Its been a while since I had the last time my hands-on VMware NSX. However, I have continued to follow with enthusiasm the great progress in the further development of NSX-T. My experiences with VMware NSX are focused on the service provider market. As you can imagine, in large scale multi-tenant platforms, VMware NSX-T can solve a lot of problems and extremely speed up the delivery of new services. The VMware NSX-T 3.0 Highlights I want to show in this blog post will further enhance these strengths.
Distributed Intrusion Detection System
The major innovation in the list of my VMware NSX-T 3.0 Highlights is the Distributed IDS / IPS.

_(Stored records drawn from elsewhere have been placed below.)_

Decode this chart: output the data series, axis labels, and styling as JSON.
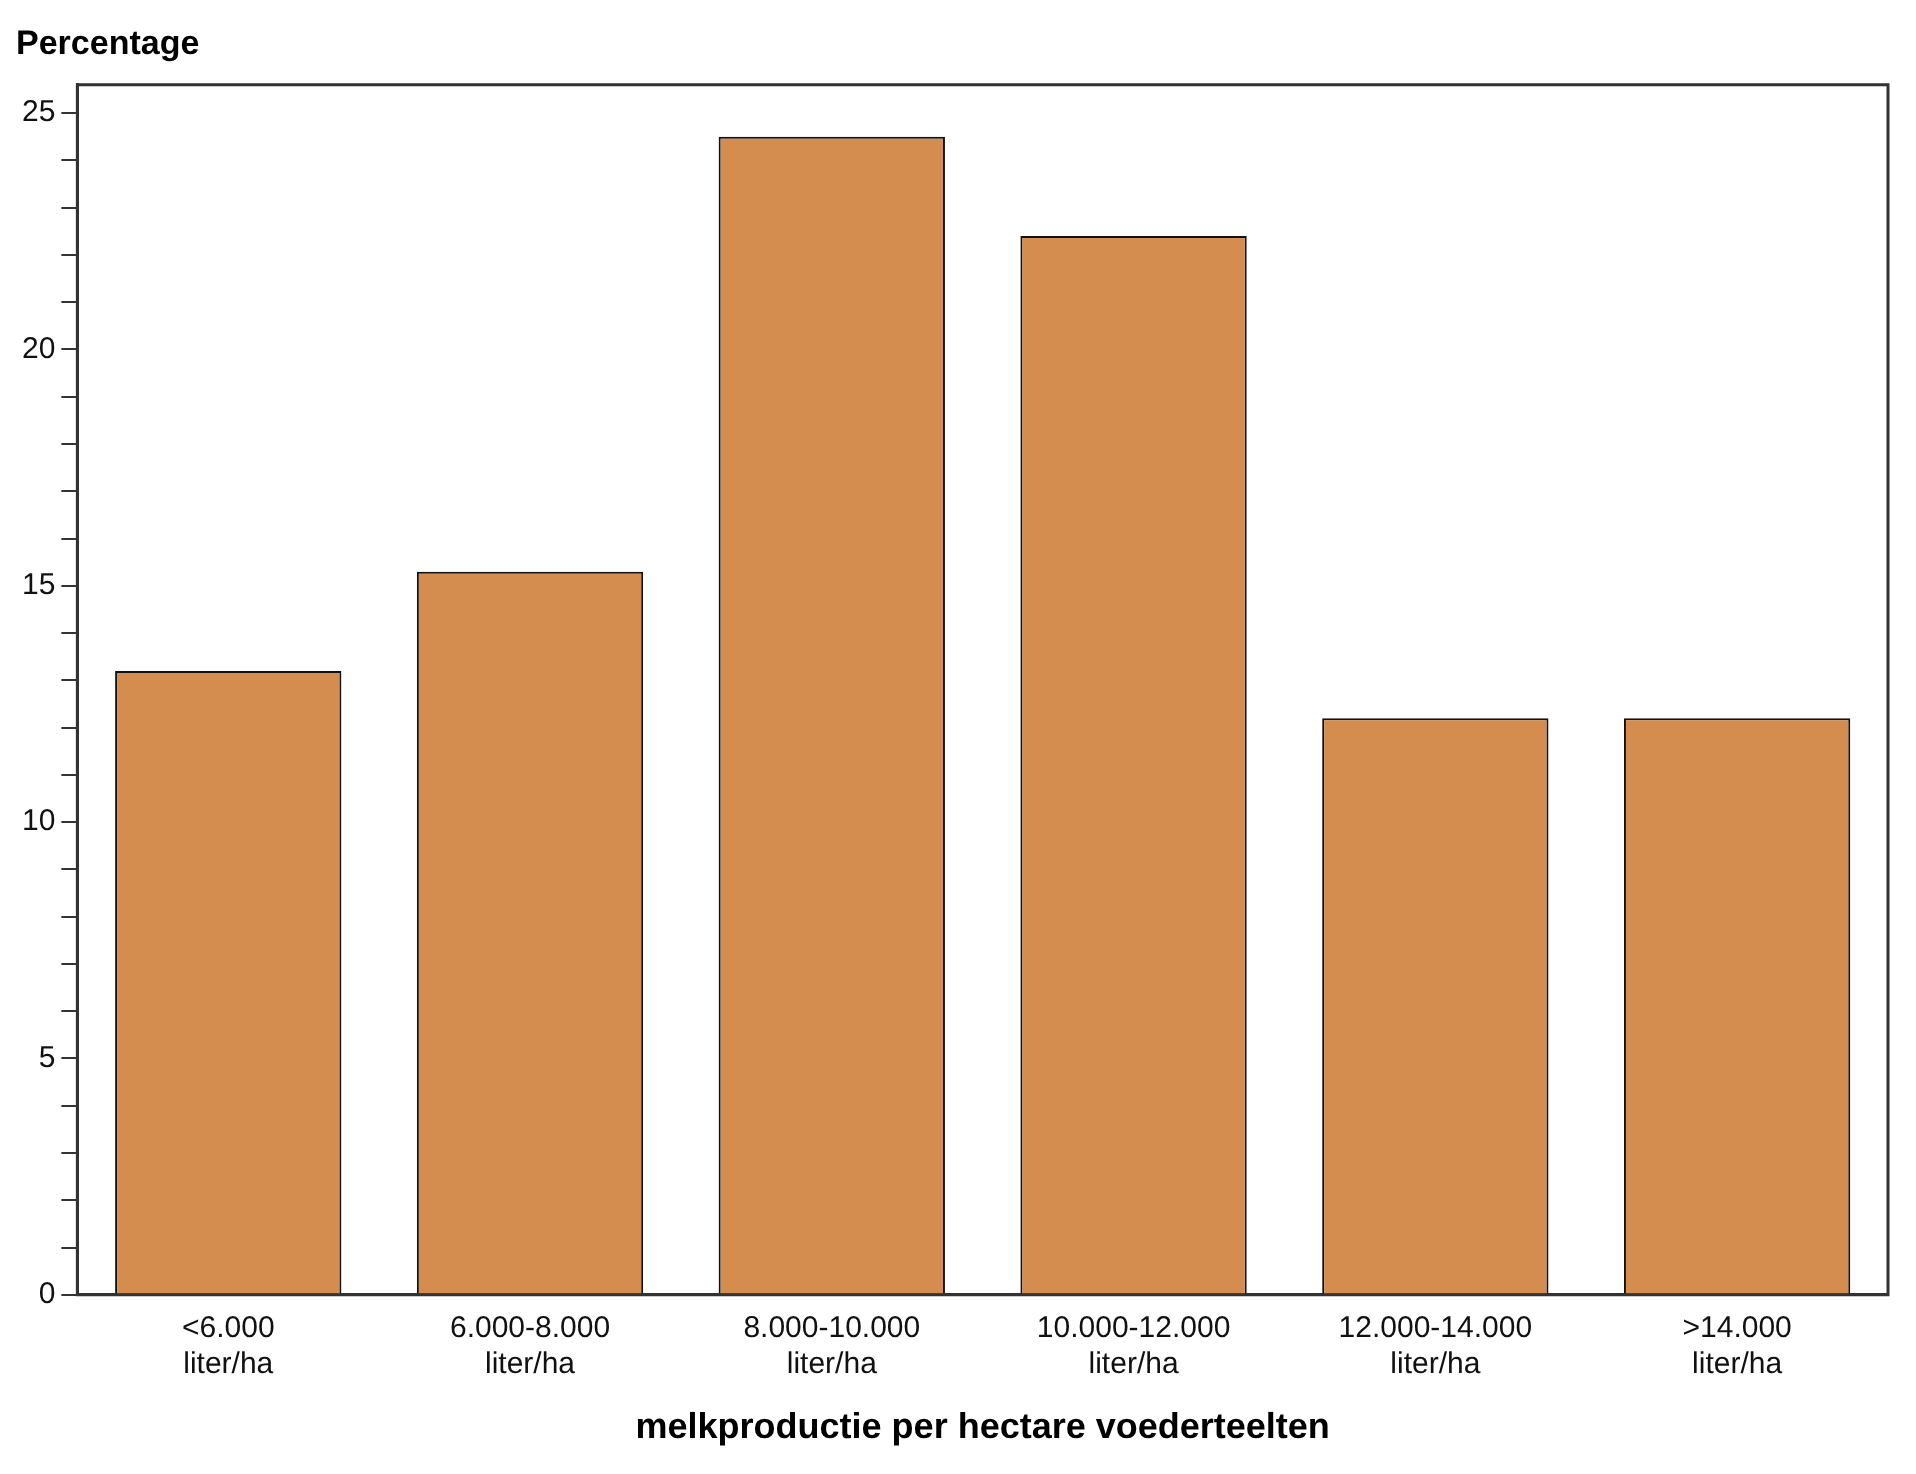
{
  "chart_data": {
    "type": "bar",
    "ylabel": "Percentage",
    "xlabel": "melkproductie per hectare voederteelten",
    "categories": [
      "<6.000 liter/ha",
      "6.000-8.000 liter/ha",
      "8.000-10.000 liter/ha",
      "10.000-12.000 liter/ha",
      "12.000-14.000 liter/ha",
      ">14.000 liter/ha"
    ],
    "values": [
      13.2,
      15.3,
      24.5,
      22.4,
      12.2,
      12.2
    ],
    "color": "#d48d4e",
    "ylim": [
      0,
      25.6
    ],
    "yticks": [
      0,
      {
        "value": 1,
        "label": null
      },
      {
        "value": 2,
        "label": null
      },
      {
        "value": 3,
        "label": null
      },
      {
        "value": 4,
        "label": null
      },
      5,
      {
        "value": 6,
        "label": null
      },
      {
        "value": 7,
        "label": null
      },
      {
        "value": 8,
        "label": null
      },
      {
        "value": 9,
        "label": null
      },
      10,
      {
        "value": 11,
        "label": null
      },
      {
        "value": 12,
        "label": null
      },
      {
        "value": 13,
        "label": null
      },
      {
        "value": 14,
        "label": null
      },
      15,
      {
        "value": 16,
        "label": null
      },
      {
        "value": 17,
        "label": null
      },
      {
        "value": 18,
        "label": null
      },
      {
        "value": 19,
        "label": null
      },
      20,
      {
        "value": 21,
        "label": null
      },
      {
        "value": 22,
        "label": null
      },
      {
        "value": 23,
        "label": null
      },
      {
        "value": 24,
        "label": null
      },
      25
    ],
    "grid": false,
    "legend": false
  }
}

The Distributed Intrusion Detection System can solve a lot of problems of traditional Data Center Threat and Vulnerability Detection concepts (this also applies to the previous integration with VMware NSX) and extends the Intrinsic Security paradigm for internal firewalling.

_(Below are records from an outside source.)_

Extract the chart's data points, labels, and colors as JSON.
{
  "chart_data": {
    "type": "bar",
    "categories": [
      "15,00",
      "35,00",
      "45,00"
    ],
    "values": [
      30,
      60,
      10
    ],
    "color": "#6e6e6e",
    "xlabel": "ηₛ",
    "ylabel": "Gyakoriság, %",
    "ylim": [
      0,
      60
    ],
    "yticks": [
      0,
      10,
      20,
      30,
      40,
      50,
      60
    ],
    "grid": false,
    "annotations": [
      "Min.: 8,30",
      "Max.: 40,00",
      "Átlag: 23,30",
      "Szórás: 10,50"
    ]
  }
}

Introducing in NSX Platform the capability of Distributed Intrusion Detection as a part of the platform’s Threat & Vulnerability Detection capabilities. This feature allows you to enable intrusion detection capabilities within the hypervisor to detect vulnerable network traffic. This distributed mechanism can be enabled on a per VM and per vNIC of a VM basis with granular rule inspection. As part of this feature set, the NSX Manager is able to download the latest signature packs from the NSX Signature Service. This keeps the NSX Distributed IDS updated with the latest threat signatures in the environment.
https://docs.vmware.com/en/VMware-NSX-T-Data-Center/3.0/rn/VMware-NSX-T-Data-Center-30-Release-Notes.html
NSX Federation
The Global Manager enables VMware NSX-T 3.0 for centralized, consistent policy management across multiple on-premises data centers through a single pane of glass. The support for VMC on AWS will be added in the future.

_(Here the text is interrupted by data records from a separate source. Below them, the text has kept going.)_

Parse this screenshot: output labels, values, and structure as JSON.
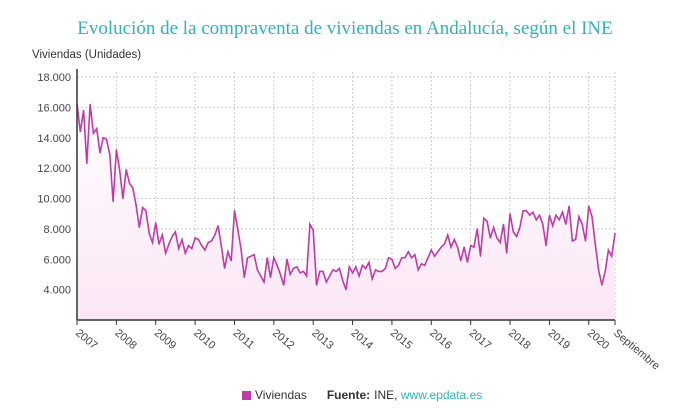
{
  "chart_data": {
    "type": "area",
    "title": "Evolución de la compraventa de viviendas en Andalucía, según el INE",
    "ylabel": "Viviendas (Unidades)",
    "xlabel": "",
    "ylim": [
      2000,
      18000
    ],
    "yticks": [
      "4.000",
      "6.000",
      "8.000",
      "10.000",
      "12.000",
      "14.000",
      "16.000",
      "18.000"
    ],
    "ytick_values": [
      4000,
      6000,
      8000,
      10000,
      12000,
      14000,
      16000,
      18000
    ],
    "xticks": [
      "2007",
      "2008",
      "2009",
      "2010",
      "2011",
      "2012",
      "2013",
      "2014",
      "2015",
      "2016",
      "2017",
      "2018",
      "2019",
      "2020",
      "Septiembre"
    ],
    "x_start": "2007-01",
    "x_end": "2020-09",
    "grid": true,
    "legend": "bottom",
    "series": [
      {
        "name": "Viviendas",
        "color": "#c03aa8",
        "fill": "#fbe6f5",
        "values": [
          16200,
          14400,
          15800,
          12300,
          16200,
          14300,
          14600,
          13000,
          14000,
          13900,
          12900,
          9800,
          13200,
          11900,
          10000,
          11900,
          11000,
          10700,
          9600,
          8100,
          9400,
          9200,
          7700,
          7100,
          8400,
          7000,
          7600,
          6400,
          7000,
          7500,
          7800,
          6700,
          7300,
          6400,
          6900,
          6700,
          7400,
          7300,
          6900,
          6600,
          7100,
          7200,
          7600,
          8200,
          6900,
          5400,
          6500,
          5900,
          9200,
          8000,
          6700,
          4800,
          6100,
          6200,
          6300,
          5300,
          4900,
          4500,
          6100,
          4800,
          6100,
          5600,
          5000,
          4300,
          6000,
          5000,
          5400,
          5500,
          5100,
          5200,
          4900,
          8300,
          7900,
          4300,
          5200,
          5200,
          4500,
          4900,
          5300,
          5200,
          5400,
          4600,
          4000,
          5500,
          5100,
          5500,
          4900,
          5600,
          5400,
          5800,
          4700,
          5300,
          5200,
          5200,
          5400,
          6100,
          6000,
          5400,
          5600,
          6100,
          6100,
          6500,
          6100,
          6300,
          5300,
          5700,
          5600,
          6100,
          6600,
          6200,
          6500,
          6800,
          7000,
          7600,
          6800,
          7300,
          6800,
          5900,
          6800,
          5800,
          6900,
          6800,
          8000,
          6200,
          8700,
          8500,
          7400,
          8100,
          7400,
          7100,
          8300,
          6400,
          9000,
          7800,
          7500,
          8100,
          9200,
          9200,
          8900,
          9100,
          8600,
          8900,
          8300,
          6900,
          8900,
          8200,
          8900,
          8600,
          9100,
          8300,
          9500,
          7200,
          7300,
          8800,
          8300,
          7200,
          9500,
          8800,
          7000,
          5300,
          4300,
          5200,
          6600,
          6200,
          7700
        ]
      }
    ],
    "source_label": "Fuente:",
    "source_text": "INE,",
    "source_link": "www.epdata.es"
  }
}
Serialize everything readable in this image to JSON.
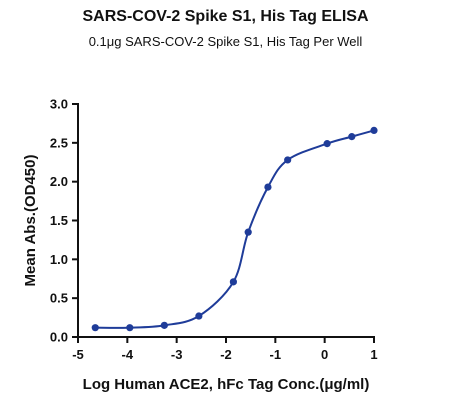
{
  "chart_data": {
    "type": "scatter",
    "title": "SARS-COV-2 Spike S1, His Tag ELISA",
    "subtitle": "0.1μg SARS-COV-2 Spike S1, His Tag Per Well",
    "xlabel": "Log Human ACE2, hFc Tag Conc.(μg/ml)",
    "ylabel": "Mean Abs.(OD450)",
    "xlim": [
      -5,
      1
    ],
    "ylim": [
      0,
      3.0
    ],
    "xticks": [
      "-5",
      "-4",
      "-3",
      "-2",
      "-1",
      "0",
      "1"
    ],
    "yticks": [
      "0.0",
      "0.5",
      "1.0",
      "1.5",
      "2.0",
      "2.5",
      "3.0"
    ],
    "grid": false,
    "fit_curve": "sigmoidal",
    "series": [
      {
        "x": [
          -4.65,
          -3.95,
          -3.25,
          -2.55,
          -1.85,
          -1.55,
          -1.15,
          -0.75,
          0.05,
          0.55,
          1.0
        ],
        "y": [
          0.12,
          0.12,
          0.15,
          0.27,
          0.71,
          1.35,
          1.93,
          2.28,
          2.49,
          2.58,
          2.66
        ]
      }
    ],
    "color": "#1f3c99"
  }
}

NSX-T 3.0 introduces the ability to federate multiple on-premises data centers through a single pane of glass, called Global Manager (GM). GM provides a graphical user interface and an intent-based REST API endpoint. Through the GM, you can configure consistent security policies across multiple locations and stretched networking objects: Tier0 and Tier1 gateways and segments.
https://docs.vmware.com/en/VMware-NSX-T-Data-Center/3.0/rn/VMware-NSX-T-Data-Center-30-Release-Notes.html
See also:
– Full explanation of NSX-T Federation (and that rhymes) by vViking
Converged VDS
In combination with vSphere 7.0 the new Converged VDS in NSX-T 3.0 will simplify the NSX deployment and reduce the traffic disruption when deploying.
NSX-T now has the capability to run on the vSphere VDS switch version 7.0. It is recommended that new deployments of NSX and vSphere take advantage of this close integration and start to move toward the use of NSX-T on VDS. The N-VDS NSX-T host switch will be deprecated in a future release. Going forward, the plan is to converge NSX-T and ESXi host switches. The N-VDS remains the switch on the KVM, NSX-T Edge Nodes, native public cloud NSX agents and for bare metal workloads.
https://docs.vmware.com/en/VMware-NSX-T-Data-Center/3.0/rn/VMware-NSX-T-Data-Center-30-Release-Notes.html
See also:
– NSX-T 3.0 Meets vSphere 7 – VDS 7.0 by Rutger Blom
VRF Light in NSX-T 3.0
The VRF Light support avoids having to deploy a Tier0 per tenant and reduces the number of Edge nodes.
VRF Lite support provides multi-tenant data plane isolation through Virtual Routing Forwarding (VRF) in Tier-0 gateway. VRF has its own isolated routing table, uplinks, NAT and gateway firewall services.
https://docs.vmware.com/en/VMware-NSX-T-Data-Center/3.0/rn/VMware-NSX-T-Data-Center-30-Release-Notes.html
Simplified the User Experience
Graphical Visualization of Network Topology – Provides an interactive network topology diagram of Tier 0 Gateways, Tier 1 Gateways, Segments, and connected workloads (VMs, Containers), with the ability to export to PDF.
Quick Access to Actions and Alarms from Search Results – Enhanced search results page to include quick access to relevant actions and alarms. Added more search criteria across Networking, Security, Inventory, and System objects.